•• 46 - E ••

15 3 0
                                    

Saat turun dari taksi, semua orang menoleh dan menatap kearah Petrus. Awalnya mereka ragu apakah itu benar dirinya. Jika melihat wajah, memang seperti ada yang berubah. Sejak awal, wajahnya memang sudah tampan. Tapi mereka berpikir, Petrus yang sekarang bertambah tampan.

Bisa jadi faktor dari gaya rambut yang berubah. Serta outfit yang Petrus kenakan memang jauh lebih simple. Terlihat elegan meski dibalut pakaian yang nampak sederhana. Seperti bumi dan langit jika membandingkannya dengan penampilan Petrus yang dulu.

Petrus sedang berbicara dengan Hasyim, security yang menjaga pintu masuk club malam. Lokasi club berada di underground. Bisa di akses melalui dua pintu. Hasyim selalu bertugas menjaga pintu kedua yang ada di sisi luar gedung. Siapa sangka, Hasyim yang selalu terlihat galak bisa tertawa lepas selama berbicara dengan Petrus.

"Wih! Petrus?!"

Hasyim memberi isyarat menggunakan alis. Menunjuk kearah belakang Petrus dengan dagu. Lalu kembali bekerja setelah berjabat tangan dengan Petrus.

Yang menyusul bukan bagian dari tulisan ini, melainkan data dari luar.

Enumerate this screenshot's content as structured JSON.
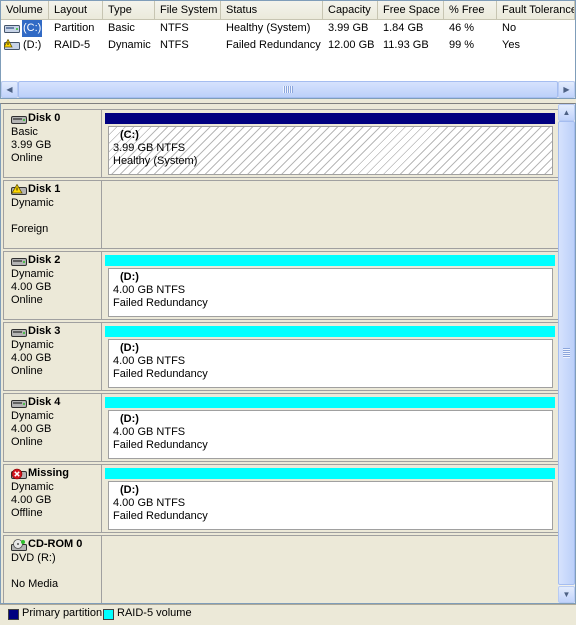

"Tumben lu baru dateng jam segini," Petrus melirik arlojinya. Hadiah dari Peter.

Tak hanya arloji, outfit yang Petrus pakai sekarang, juga saran yang Peter berikan. Ibnu membelikan banyak sekali pakaian untuknya. Pakaian yang ia beli sendiri bersama Peter, hanya tiga setel. Sementara pakaian dari Ibnu, nampak seperti puzzle. Harus pandai mix and match setiap kali ia ingin mengenakannya.

Petrus bersyukur, Peter yang baru saja selesai kuliah malam, datang membantu. Ia pulang larut karena tadi mengerjakan tugas di perpustakaan universitas. Kalau tak di usir security, mungkin Peter akan menginap disana.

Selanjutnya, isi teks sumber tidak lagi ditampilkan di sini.